Member of the Karnataka Legislative Assembly
- Incumbent
- Assumed office 2023
- Preceded by: Naganagouda Kandkur
- Constituency: Gurmitkal

Personal details
- Party: Janata Dal (Secular)
- Parent: Naganagouda Kandkur (father);

= Sharanagouda Kandakur =

Karnataka politician (born 1982)

Sharanagouda Kandakur (born 1982) is an Indian politician from Karnataka. He is an MLA from Gurmitkal Assembly constituency in Yadgir district representing Janata Dal (Secular). He won the 2023 Karnataka Legislative Assembly election.

== Early life and education ==
Sharanagouda is from Kandakur village, Gurmitkal taluk, Yadgir district.
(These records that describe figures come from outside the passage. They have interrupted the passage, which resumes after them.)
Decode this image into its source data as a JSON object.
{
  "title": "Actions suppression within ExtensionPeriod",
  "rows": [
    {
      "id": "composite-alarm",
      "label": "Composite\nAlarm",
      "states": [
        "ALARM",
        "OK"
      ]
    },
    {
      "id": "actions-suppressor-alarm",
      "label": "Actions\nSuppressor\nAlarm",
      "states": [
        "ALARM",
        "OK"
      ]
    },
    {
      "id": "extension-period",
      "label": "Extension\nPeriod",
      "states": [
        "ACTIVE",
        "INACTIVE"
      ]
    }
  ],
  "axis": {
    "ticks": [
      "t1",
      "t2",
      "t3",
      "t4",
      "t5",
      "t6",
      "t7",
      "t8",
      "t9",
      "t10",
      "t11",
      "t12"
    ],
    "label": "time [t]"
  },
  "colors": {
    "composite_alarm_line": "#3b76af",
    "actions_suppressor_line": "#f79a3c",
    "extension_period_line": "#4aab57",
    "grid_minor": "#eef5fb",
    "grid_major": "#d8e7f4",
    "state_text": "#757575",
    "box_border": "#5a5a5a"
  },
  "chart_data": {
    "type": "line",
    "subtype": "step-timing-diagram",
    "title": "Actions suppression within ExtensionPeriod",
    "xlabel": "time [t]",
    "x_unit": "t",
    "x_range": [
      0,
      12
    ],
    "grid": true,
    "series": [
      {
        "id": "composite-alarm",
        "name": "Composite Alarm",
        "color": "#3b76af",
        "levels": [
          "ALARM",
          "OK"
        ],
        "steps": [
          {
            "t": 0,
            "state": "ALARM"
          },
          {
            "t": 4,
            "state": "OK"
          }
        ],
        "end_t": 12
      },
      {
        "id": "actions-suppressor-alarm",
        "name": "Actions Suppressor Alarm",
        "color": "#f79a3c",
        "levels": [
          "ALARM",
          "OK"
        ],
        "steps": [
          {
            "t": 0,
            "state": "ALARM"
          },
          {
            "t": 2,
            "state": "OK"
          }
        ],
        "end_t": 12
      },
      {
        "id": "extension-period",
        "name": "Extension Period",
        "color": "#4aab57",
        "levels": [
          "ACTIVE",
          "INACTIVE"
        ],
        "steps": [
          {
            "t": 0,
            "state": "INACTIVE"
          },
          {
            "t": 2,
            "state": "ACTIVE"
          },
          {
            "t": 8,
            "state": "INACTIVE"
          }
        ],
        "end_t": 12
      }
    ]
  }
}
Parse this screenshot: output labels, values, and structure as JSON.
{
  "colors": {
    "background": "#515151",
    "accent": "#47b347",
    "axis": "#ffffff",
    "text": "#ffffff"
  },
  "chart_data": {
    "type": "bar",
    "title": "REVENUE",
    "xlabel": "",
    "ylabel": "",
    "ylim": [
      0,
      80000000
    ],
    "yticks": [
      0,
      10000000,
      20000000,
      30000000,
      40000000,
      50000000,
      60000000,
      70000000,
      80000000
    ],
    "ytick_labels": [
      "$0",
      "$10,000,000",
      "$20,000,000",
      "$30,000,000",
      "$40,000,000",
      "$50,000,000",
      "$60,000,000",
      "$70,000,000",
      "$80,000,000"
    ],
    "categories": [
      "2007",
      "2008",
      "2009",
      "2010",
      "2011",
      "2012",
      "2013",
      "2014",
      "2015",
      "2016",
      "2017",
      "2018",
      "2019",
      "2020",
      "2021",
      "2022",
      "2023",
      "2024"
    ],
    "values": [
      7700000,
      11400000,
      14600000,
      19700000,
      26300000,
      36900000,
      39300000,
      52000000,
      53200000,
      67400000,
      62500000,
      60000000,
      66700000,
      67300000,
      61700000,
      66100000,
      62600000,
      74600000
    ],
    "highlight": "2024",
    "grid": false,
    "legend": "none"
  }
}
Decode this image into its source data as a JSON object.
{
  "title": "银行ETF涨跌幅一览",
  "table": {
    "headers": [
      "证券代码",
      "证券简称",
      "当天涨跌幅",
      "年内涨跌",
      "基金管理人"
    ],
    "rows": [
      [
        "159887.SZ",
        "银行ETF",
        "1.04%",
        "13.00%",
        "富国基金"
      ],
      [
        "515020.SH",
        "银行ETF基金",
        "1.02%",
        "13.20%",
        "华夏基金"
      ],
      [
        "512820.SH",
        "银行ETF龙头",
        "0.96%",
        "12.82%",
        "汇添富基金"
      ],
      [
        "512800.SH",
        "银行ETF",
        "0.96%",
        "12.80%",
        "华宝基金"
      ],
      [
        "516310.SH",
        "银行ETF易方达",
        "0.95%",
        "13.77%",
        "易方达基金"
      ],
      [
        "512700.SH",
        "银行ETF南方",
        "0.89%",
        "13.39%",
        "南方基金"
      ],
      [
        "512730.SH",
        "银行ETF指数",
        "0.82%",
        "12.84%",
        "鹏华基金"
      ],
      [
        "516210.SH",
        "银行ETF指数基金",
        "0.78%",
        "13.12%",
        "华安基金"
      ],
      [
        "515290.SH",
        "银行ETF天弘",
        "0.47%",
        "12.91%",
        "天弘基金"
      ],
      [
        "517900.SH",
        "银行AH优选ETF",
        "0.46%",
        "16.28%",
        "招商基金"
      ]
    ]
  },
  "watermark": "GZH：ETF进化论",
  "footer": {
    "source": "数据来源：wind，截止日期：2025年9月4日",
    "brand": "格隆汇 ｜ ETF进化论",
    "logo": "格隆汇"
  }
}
His late father Naganagouda Kandakur, was a former MLA from Gurmitkal. He completed a BA at Chandrashekhar Education Society Degree College of Arts, Science (affiliated with Gulbarga University), and completed an BBM in 2005.

== Career ==
Sharanagouda won from Gurmitkal Assembly constituency representing Janata Dal (Secular) party in the 2023 Karnataka Legislative Assembly election. He polled 72,297 votes and defeated his nearest rival, Baburao Chinchansur of Indian National Congress by 2,579 votes.